If you haven't heard of Hushmail, it's a secure email provider claiming that all of your emails are encrypted locally on your computer and your privacy is guaranteed-- i.e. no one would be able to read your email except you. But if you read this article, then you already know that such claims are false. To co-operate with the DEA, Hushmail customized their encryption code so that the password that the user enters to decrypt his mail was secretly sent to their server so they can decrypt them. On one hand, it's comforting to know that terrorists can't use Hushmail to secretly plan a nuclear attack. On the other hand, it's not too comforting to know that your emails aren't private afterall, and that they can be turned over to state agencies at will. If you're planning a national revolution, forget it-- you'll end up getting shot in the face for treason against the state.

But lets assume for the moment that you're not a revolutionist. Using an online password management system leaves you vulnerable as all your passwords are funnelled into a single master password -- now hackers only need to hack one master password to get access to all of your information. This is also assuming that the company itself has no "leaks" and that there are no rogue/disgruntled employees with plans to sell your information to the mafia.

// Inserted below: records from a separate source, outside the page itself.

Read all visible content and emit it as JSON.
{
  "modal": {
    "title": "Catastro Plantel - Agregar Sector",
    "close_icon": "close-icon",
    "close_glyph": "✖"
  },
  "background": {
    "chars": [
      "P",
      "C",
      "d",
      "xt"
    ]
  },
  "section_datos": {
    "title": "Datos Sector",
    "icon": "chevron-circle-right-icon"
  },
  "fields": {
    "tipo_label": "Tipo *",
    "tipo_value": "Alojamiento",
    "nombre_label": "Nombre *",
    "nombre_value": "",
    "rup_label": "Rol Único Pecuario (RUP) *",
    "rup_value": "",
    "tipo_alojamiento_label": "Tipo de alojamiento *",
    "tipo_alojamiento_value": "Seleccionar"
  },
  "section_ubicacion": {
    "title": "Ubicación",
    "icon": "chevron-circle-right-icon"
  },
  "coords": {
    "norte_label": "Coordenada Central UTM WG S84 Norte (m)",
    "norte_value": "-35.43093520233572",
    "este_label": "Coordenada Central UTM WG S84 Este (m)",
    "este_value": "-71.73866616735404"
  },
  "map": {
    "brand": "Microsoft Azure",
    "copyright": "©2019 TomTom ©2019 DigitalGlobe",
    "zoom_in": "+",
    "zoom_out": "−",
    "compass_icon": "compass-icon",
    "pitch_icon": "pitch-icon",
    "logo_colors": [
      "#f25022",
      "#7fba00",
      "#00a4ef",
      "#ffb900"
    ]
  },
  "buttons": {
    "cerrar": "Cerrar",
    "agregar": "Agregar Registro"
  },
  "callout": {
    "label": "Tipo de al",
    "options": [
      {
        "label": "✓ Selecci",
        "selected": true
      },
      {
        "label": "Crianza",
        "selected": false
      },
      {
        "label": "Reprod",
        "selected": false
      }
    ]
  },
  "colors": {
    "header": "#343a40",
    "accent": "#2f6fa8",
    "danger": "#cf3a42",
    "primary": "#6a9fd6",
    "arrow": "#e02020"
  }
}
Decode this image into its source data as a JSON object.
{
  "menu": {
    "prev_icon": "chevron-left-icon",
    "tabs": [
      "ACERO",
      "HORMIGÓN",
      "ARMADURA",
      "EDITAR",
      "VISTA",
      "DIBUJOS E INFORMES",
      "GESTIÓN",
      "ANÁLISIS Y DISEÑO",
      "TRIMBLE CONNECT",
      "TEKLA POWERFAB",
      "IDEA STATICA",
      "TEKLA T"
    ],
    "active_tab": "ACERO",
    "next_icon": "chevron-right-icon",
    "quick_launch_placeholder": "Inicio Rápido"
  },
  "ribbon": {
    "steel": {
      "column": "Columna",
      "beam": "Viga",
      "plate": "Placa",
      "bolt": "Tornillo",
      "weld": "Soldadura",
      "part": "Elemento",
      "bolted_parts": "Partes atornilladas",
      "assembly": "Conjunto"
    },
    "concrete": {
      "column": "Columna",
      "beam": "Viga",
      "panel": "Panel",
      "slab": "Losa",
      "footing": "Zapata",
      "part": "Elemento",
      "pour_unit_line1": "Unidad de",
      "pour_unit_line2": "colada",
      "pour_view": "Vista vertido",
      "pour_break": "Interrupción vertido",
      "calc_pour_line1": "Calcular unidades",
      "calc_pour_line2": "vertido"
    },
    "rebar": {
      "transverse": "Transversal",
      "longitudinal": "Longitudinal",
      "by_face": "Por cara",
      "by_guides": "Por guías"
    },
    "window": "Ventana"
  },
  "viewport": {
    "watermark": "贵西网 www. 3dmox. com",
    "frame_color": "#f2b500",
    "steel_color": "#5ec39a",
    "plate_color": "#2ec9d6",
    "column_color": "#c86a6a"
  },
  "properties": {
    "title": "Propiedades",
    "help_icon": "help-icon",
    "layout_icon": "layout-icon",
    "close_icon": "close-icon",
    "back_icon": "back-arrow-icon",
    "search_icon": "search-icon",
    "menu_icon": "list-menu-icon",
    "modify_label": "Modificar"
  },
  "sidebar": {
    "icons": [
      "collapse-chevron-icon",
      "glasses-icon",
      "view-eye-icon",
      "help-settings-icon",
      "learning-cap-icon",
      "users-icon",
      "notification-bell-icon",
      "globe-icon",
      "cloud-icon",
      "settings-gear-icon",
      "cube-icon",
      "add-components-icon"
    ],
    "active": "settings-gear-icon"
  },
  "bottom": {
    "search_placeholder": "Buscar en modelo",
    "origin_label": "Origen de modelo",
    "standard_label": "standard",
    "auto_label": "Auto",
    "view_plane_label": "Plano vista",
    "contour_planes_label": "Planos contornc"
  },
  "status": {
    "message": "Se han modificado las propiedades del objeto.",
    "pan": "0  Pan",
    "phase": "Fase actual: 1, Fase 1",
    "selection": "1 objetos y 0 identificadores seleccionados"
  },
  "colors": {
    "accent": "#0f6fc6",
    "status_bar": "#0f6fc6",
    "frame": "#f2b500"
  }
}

This is where security keys come in.

Security keys like Yubikey, for example, provides an additional authentication factor (imaginatively called "two-factor authentication"), so, in addition to the username and password, you also need to enter a "security key." In the case of a Yubikey, the security key is a very long dynamic password that changes everytime you use it. So, let's say you use this Yubikey on a computer infected with a key logger that captures everything you enter... they would get your username, passsword, and the security key itself... but the difference here is that the security key is valid only once, so if the hackers try to access your account with the same security key, the authentication would fail.

Now.. this is great... except for one thing. Yubikey, so far, isn't supported in many popular sites... facebook, amazon, your local banking site, etc. But one online password service does support the Yubikey--Lastpass. With lastpass's Yubikey support, a hacker won't be able to access your lastpass account without taking your yubikey as well. The disadvantage with lastpass is that the Yubikey support is only available for premium customers-- i.e. you need to pay money. Granted, their premium service is currently $12 a year... but, nothing beats free, right? So, luckily, I found a better alternative to Lastpass: Personal Identity Portal from Verisign.


Instead of using the Yubikey, which is a USB device that you need to buy for $25, PIP can use your cellphone (Blackberry, Symbian-based devices like Nokia and Sony-Ericsson) to access your security key, which changes every 30 seconds (feel like Jason Bourne, don't ya?). The only difference here is that you need to type the security key manually, whereas Yubikey enters the key for you. The advantages of PIP over Lastpass is that 1) PIP doesn't require a browser plugin to operate, and 2) PIP is operated by Verisign, the company that manages SSL certificates for many commercial websites, so you can have much more confidence in its security than small companies like Lastpass, where, for all you know, their whole server infrastructure can be running inside a small closet and guarded by Bob the security officer.

PIP also has additional services over online password management:

1. Free 2GB online space to store your documents
2. Security key support for other sites like Paypal.
3. An OpenID provider.
   

On point 3, clavid.com is also an OpenID provider that supports Yubikey, but that's a different topic for a different time.